After decades of technical development, superconductors – materials that can carry far more electricity than similarly sized copper wires – are being integrated into electricity transmission and distribution grids.
On Monday, American Superconductor Corp. (NSDQ: AMSC) announced its biggest sale yet of superconducting wire meant to transmit electricity at high voltages across long distances – 80,000 meters of wire going to South Korea.
The wire will be used by LS Cable to make cable for a distribution system for national utility Korea Electric Power Corp., expected to be up and running in 2010. It's the single biggest superconductor wire order ever, meant to create the longest-ever superconductor distribution system, nearly a half-mile long, American Superconductor announced.
While the Devens, Mass.-based company was founded in 1987 to commercialize superconductors, it now makes most of its money licensing its wind turbine designs to other manufacturers – mainly Chinese companies at this point – and selling ancillary power equipment (see American Superconductor: The Quiet Wind Player).
Still, the company's superconductor wires, which can carry up to 150 times more electricity than similarly sized copper wires, are in use in a number of grid applications.
In 2006, utility American Electric Power installed superconductor cable using American Superconductor's wires for distribution-level system. And in July, New York's Long Island Power Authority started up the first underground transmission voltage level superconductor cable system using the company's wires.
Despite the extra cost of making and cooling the high-temperature cables, the savings in delivering power in a narrow underground right of way, rather than through massive overhead transmission lines, made it worth the utility's while, said Jason Fredette, American Superconductor director of investor and media relations.
That project, along with the South Korea project, puts the company "on the threshold of commercial success with superconducting cables," he said – though he added that he expects utilities to wait for such projects to be proven in the field before that happens.

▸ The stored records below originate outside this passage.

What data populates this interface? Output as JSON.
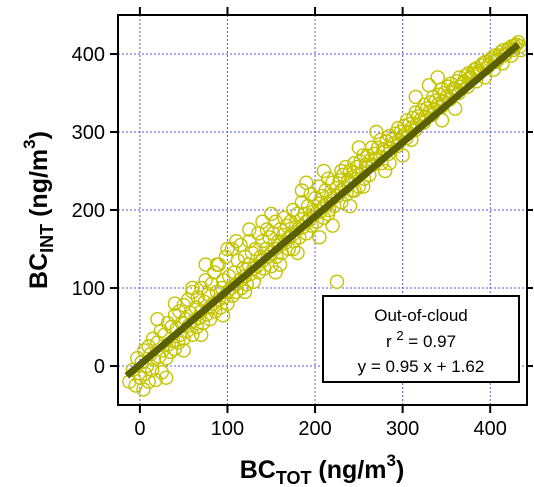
{
  "chart_data": {
    "type": "scatter",
    "x_axis": {
      "label_main": "BC",
      "label_sub": "TOT",
      "label_unit": " (ng/m",
      "label_sup": "3",
      "label_close": ")",
      "range": [
        -25,
        442
      ],
      "ticks": [
        0,
        100,
        200,
        300,
        400
      ],
      "tick_labels": [
        "0",
        "100",
        "200",
        "300",
        "400"
      ]
    },
    "y_axis": {
      "label_main": "BC",
      "label_sub": "INT",
      "label_unit": " (ng/m",
      "label_sup": "3",
      "label_close": ")",
      "range": [
        -50,
        450
      ],
      "ticks": [
        0,
        100,
        200,
        300,
        400
      ],
      "tick_labels": [
        "0",
        "100",
        "200",
        "300",
        "400"
      ]
    },
    "grid": true,
    "grid_color": "#5a5ad6",
    "marker_color": "#c4c400",
    "fit_line_color": "#5a5f00",
    "fit": {
      "slope": 0.95,
      "intercept": 1.62,
      "x_range": [
        -15,
        432
      ]
    },
    "legend_placement": "bottom-right",
    "annotation": {
      "line1": "Out-of-cloud",
      "line2_prefix": "r ",
      "line2_sup": "2",
      "line2_rest": " = 0.97",
      "line3": "y = 0.95 x + 1.62"
    },
    "points": [
      [
        -12,
        -20
      ],
      [
        -8,
        -5
      ],
      [
        -5,
        -25
      ],
      [
        -3,
        10
      ],
      [
        0,
        -15
      ],
      [
        2,
        5
      ],
      [
        4,
        -30
      ],
      [
        5,
        20
      ],
      [
        6,
        -10
      ],
      [
        8,
        0
      ],
      [
        10,
        25
      ],
      [
        10,
        -20
      ],
      [
        12,
        15
      ],
      [
        14,
        -5
      ],
      [
        15,
        35
      ],
      [
        16,
        8
      ],
      [
        18,
        -18
      ],
      [
        20,
        30
      ],
      [
        22,
        12
      ],
      [
        24,
        45
      ],
      [
        25,
        -8
      ],
      [
        26,
        20
      ],
      [
        28,
        40
      ],
      [
        30,
        10
      ],
      [
        32,
        55
      ],
      [
        33,
        28
      ],
      [
        35,
        18
      ],
      [
        36,
        50
      ],
      [
        38,
        32
      ],
      [
        40,
        65
      ],
      [
        40,
        22
      ],
      [
        42,
        48
      ],
      [
        44,
        30
      ],
      [
        45,
        70
      ],
      [
        46,
        40
      ],
      [
        48,
        55
      ],
      [
        50,
        35
      ],
      [
        50,
        78
      ],
      [
        52,
        60
      ],
      [
        54,
        45
      ],
      [
        55,
        85
      ],
      [
        56,
        52
      ],
      [
        58,
        68
      ],
      [
        60,
        40
      ],
      [
        60,
        95
      ],
      [
        62,
        58
      ],
      [
        64,
        75
      ],
      [
        65,
        50
      ],
      [
        66,
        88
      ],
      [
        68,
        62
      ],
      [
        70,
        70
      ],
      [
        70,
        100
      ],
      [
        72,
        55
      ],
      [
        74,
        82
      ],
      [
        75,
        110
      ],
      [
        76,
        66
      ],
      [
        78,
        92
      ],
      [
        80,
        75
      ],
      [
        80,
        60
      ],
      [
        82,
        105
      ],
      [
        84,
        80
      ],
      [
        85,
        120
      ],
      [
        86,
        70
      ],
      [
        88,
        95
      ],
      [
        90,
        85
      ],
      [
        90,
        130
      ],
      [
        92,
        75
      ],
      [
        94,
        100
      ],
      [
        95,
        110
      ],
      [
        96,
        88
      ],
      [
        98,
        140
      ],
      [
        100,
        95
      ],
      [
        100,
        80
      ],
      [
        102,
        115
      ],
      [
        104,
        100
      ],
      [
        105,
        150
      ],
      [
        106,
        90
      ],
      [
        108,
        120
      ],
      [
        110,
        105
      ],
      [
        110,
        95
      ],
      [
        112,
        135
      ],
      [
        114,
        110
      ],
      [
        115,
        155
      ],
      [
        116,
        100
      ],
      [
        118,
        125
      ],
      [
        120,
        115
      ],
      [
        120,
        140
      ],
      [
        122,
        105
      ],
      [
        124,
        130
      ],
      [
        125,
        160
      ],
      [
        126,
        118
      ],
      [
        128,
        145
      ],
      [
        130,
        125
      ],
      [
        130,
        108
      ],
      [
        132,
        150
      ],
      [
        134,
        128
      ],
      [
        135,
        170
      ],
      [
        136,
        120
      ],
      [
        138,
        140
      ],
      [
        140,
        135
      ],
      [
        140,
        160
      ],
      [
        142,
        125
      ],
      [
        144,
        150
      ],
      [
        145,
        175
      ],
      [
        146,
        140
      ],
      [
        148,
        165
      ],
      [
        150,
        145
      ],
      [
        150,
        128
      ],
      [
        152,
        170
      ],
      [
        154,
        150
      ],
      [
        155,
        185
      ],
      [
        156,
        140
      ],
      [
        158,
        160
      ],
      [
        160,
        155
      ],
      [
        160,
        175
      ],
      [
        162,
        145
      ],
      [
        164,
        168
      ],
      [
        165,
        190
      ],
      [
        166,
        158
      ],
      [
        168,
        180
      ],
      [
        170,
        165
      ],
      [
        170,
        150
      ],
      [
        172,
        185
      ],
      [
        174,
        168
      ],
      [
        175,
        200
      ],
      [
        176,
        160
      ],
      [
        178,
        178
      ],
      [
        180,
        175
      ],
      [
        180,
        195
      ],
      [
        182,
        165
      ],
      [
        184,
        188
      ],
      [
        185,
        210
      ],
      [
        186,
        178
      ],
      [
        188,
        195
      ],
      [
        190,
        185
      ],
      [
        190,
        170
      ],
      [
        192,
        205
      ],
      [
        194,
        188
      ],
      [
        195,
        220
      ],
      [
        196,
        180
      ],
      [
        198,
        198
      ],
      [
        200,
        195
      ],
      [
        200,
        215
      ],
      [
        202,
        185
      ],
      [
        204,
        208
      ],
      [
        205,
        230
      ],
      [
        206,
        198
      ],
      [
        208,
        218
      ],
      [
        210,
        205
      ],
      [
        210,
        190
      ],
      [
        212,
        225
      ],
      [
        214,
        208
      ],
      [
        215,
        240
      ],
      [
        216,
        200
      ],
      [
        218,
        218
      ],
      [
        220,
        215
      ],
      [
        220,
        235
      ],
      [
        222,
        205
      ],
      [
        224,
        228
      ],
      [
        225,
        108
      ],
      [
        226,
        218
      ],
      [
        228,
        238
      ],
      [
        230,
        225
      ],
      [
        230,
        210
      ],
      [
        232,
        245
      ],
      [
        234,
        228
      ],
      [
        235,
        255
      ],
      [
        236,
        220
      ],
      [
        238,
        238
      ],
      [
        240,
        235
      ],
      [
        240,
        250
      ],
      [
        242,
        225
      ],
      [
        244,
        248
      ],
      [
        245,
        260
      ],
      [
        246,
        240
      ],
      [
        248,
        255
      ],
      [
        250,
        245
      ],
      [
        250,
        230
      ],
      [
        252,
        262
      ],
      [
        254,
        248
      ],
      [
        255,
        270
      ],
      [
        256,
        240
      ],
      [
        258,
        258
      ],
      [
        260,
        255
      ],
      [
        260,
        270
      ],
      [
        262,
        245
      ],
      [
        264,
        265
      ],
      [
        265,
        280
      ],
      [
        266,
        258
      ],
      [
        268,
        272
      ],
      [
        270,
        265
      ],
      [
        272,
        280
      ],
      [
        274,
        268
      ],
      [
        275,
        290
      ],
      [
        276,
        260
      ],
      [
        278,
        278
      ],
      [
        280,
        275
      ],
      [
        282,
        288
      ],
      [
        284,
        272
      ],
      [
        285,
        295
      ],
      [
        286,
        280
      ],
      [
        288,
        290
      ],
      [
        290,
        285
      ],
      [
        292,
        298
      ],
      [
        294,
        282
      ],
      [
        295,
        305
      ],
      [
        296,
        290
      ],
      [
        298,
        300
      ],
      [
        300,
        295
      ],
      [
        302,
        308
      ],
      [
        304,
        292
      ],
      [
        305,
        315
      ],
      [
        306,
        300
      ],
      [
        308,
        310
      ],
      [
        310,
        305
      ],
      [
        312,
        318
      ],
      [
        314,
        302
      ],
      [
        315,
        325
      ],
      [
        316,
        310
      ],
      [
        318,
        320
      ],
      [
        320,
        315
      ],
      [
        322,
        328
      ],
      [
        324,
        312
      ],
      [
        325,
        335
      ],
      [
        326,
        320
      ],
      [
        328,
        330
      ],
      [
        330,
        325
      ],
      [
        332,
        338
      ],
      [
        334,
        322
      ],
      [
        335,
        345
      ],
      [
        336,
        330
      ],
      [
        338,
        340
      ],
      [
        340,
        335
      ],
      [
        342,
        348
      ],
      [
        344,
        332
      ],
      [
        345,
        355
      ],
      [
        346,
        340
      ],
      [
        348,
        350
      ],
      [
        350,
        345
      ],
      [
        352,
        358
      ],
      [
        354,
        342
      ],
      [
        355,
        362
      ],
      [
        356,
        350
      ],
      [
        358,
        355
      ],
      [
        360,
        355
      ],
      [
        362,
        365
      ],
      [
        364,
        350
      ],
      [
        365,
        370
      ],
      [
        366,
        358
      ],
      [
        368,
        362
      ],
      [
        370,
        365
      ],
      [
        372,
        372
      ],
      [
        374,
        358
      ],
      [
        375,
        375
      ],
      [
        376,
        368
      ],
      [
        378,
        370
      ],
      [
        380,
        375
      ],
      [
        382,
        380
      ],
      [
        384,
        365
      ],
      [
        385,
        382
      ],
      [
        386,
        375
      ],
      [
        388,
        378
      ],
      [
        390,
        385
      ],
      [
        392,
        388
      ],
      [
        394,
        370
      ],
      [
        395,
        390
      ],
      [
        396,
        382
      ],
      [
        398,
        385
      ],
      [
        400,
        392
      ],
      [
        402,
        395
      ],
      [
        404,
        380
      ],
      [
        405,
        398
      ],
      [
        406,
        390
      ],
      [
        408,
        392
      ],
      [
        410,
        398
      ],
      [
        412,
        402
      ],
      [
        414,
        388
      ],
      [
        415,
        405
      ],
      [
        416,
        398
      ],
      [
        418,
        400
      ],
      [
        420,
        405
      ],
      [
        422,
        408
      ],
      [
        424,
        398
      ],
      [
        425,
        410
      ],
      [
        426,
        405
      ],
      [
        428,
        410
      ],
      [
        430,
        412
      ],
      [
        432,
        415
      ],
      [
        434,
        410
      ],
      [
        435,
        405
      ],
      [
        88,
        130
      ],
      [
        120,
        95
      ],
      [
        150,
        195
      ],
      [
        180,
        145
      ],
      [
        210,
        250
      ],
      [
        240,
        205
      ],
      [
        270,
        300
      ],
      [
        300,
        270
      ],
      [
        330,
        360
      ],
      [
        360,
        330
      ],
      [
        60,
        100
      ],
      [
        100,
        150
      ],
      [
        140,
        185
      ],
      [
        175,
        150
      ],
      [
        205,
        165
      ],
      [
        230,
        250
      ],
      [
        255,
        230
      ],
      [
        285,
        260
      ],
      [
        315,
        345
      ],
      [
        345,
        315
      ],
      [
        40,
        80
      ],
      [
        70,
        40
      ],
      [
        110,
        160
      ],
      [
        160,
        130
      ],
      [
        190,
        235
      ],
      [
        220,
        180
      ],
      [
        250,
        280
      ],
      [
        280,
        250
      ],
      [
        310,
        290
      ],
      [
        340,
        370
      ],
      [
        20,
        60
      ],
      [
        30,
        -15
      ],
      [
        50,
        20
      ],
      [
        75,
        130
      ],
      [
        95,
        65
      ],
      [
        125,
        175
      ],
      [
        155,
        120
      ],
      [
        185,
        225
      ],
      [
        215,
        195
      ],
      [
        245,
        225
      ]
    ]
  }
}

Beyond transmission, superconducting cables have characteristics that suit them for use as fault current limiters to prevent current surges caused by grid breakdowns. That's because superconductors actually stop being superconductors and start resisting current when that current grows too great.
London-based superconductor company Zenergy Power (AIM: ZEN) announced Monday that it had landed a contract to provide a superconductor fault current limiter to Consolidated Edison.
The New York utility wants to test the system as part of the $39 million, Department of Homeland Security-funded project HYDRA, which aims to give New York City's power grid the ability to withstand disruptions either natural or man-made.
IN 2007, Zenergy subsidiary SC Power, based in Sam Mateo, Calif., got $500,000 from the California Energy Commission, along with $11 million from the Department of Energy, to study the technology for California's power grid.
That DOE funding round also included a total of $21.7 million for American Superconductor to develop fault current limiter and power delivery equipment, and the company has worked on project Hydra as well.
Of course, utilities are notorious for being slow to adopt new technologies. Both American Superconductor and Zenergy have faced losses in recent quarters as they've sought to build up their utility business.
American Superconductor in February reported a loss of $17.9 million for the first nine months of fiscal year 2008, compared to a $23.6 million loss in the same period in 2007. Revenue for the first nine months of 2008 grew to $109.8 million from $62.5 million in the same period in 2007.
Zenergy reported a loss of €2.5 million ($3.2 million) on revenues of €1.04 million ($1.3 million) for the first six months of 2008, compared to a loss of €1.8 million ($2.3 million) on revenues of €94,000 ($122,000) in the first six months of 2007.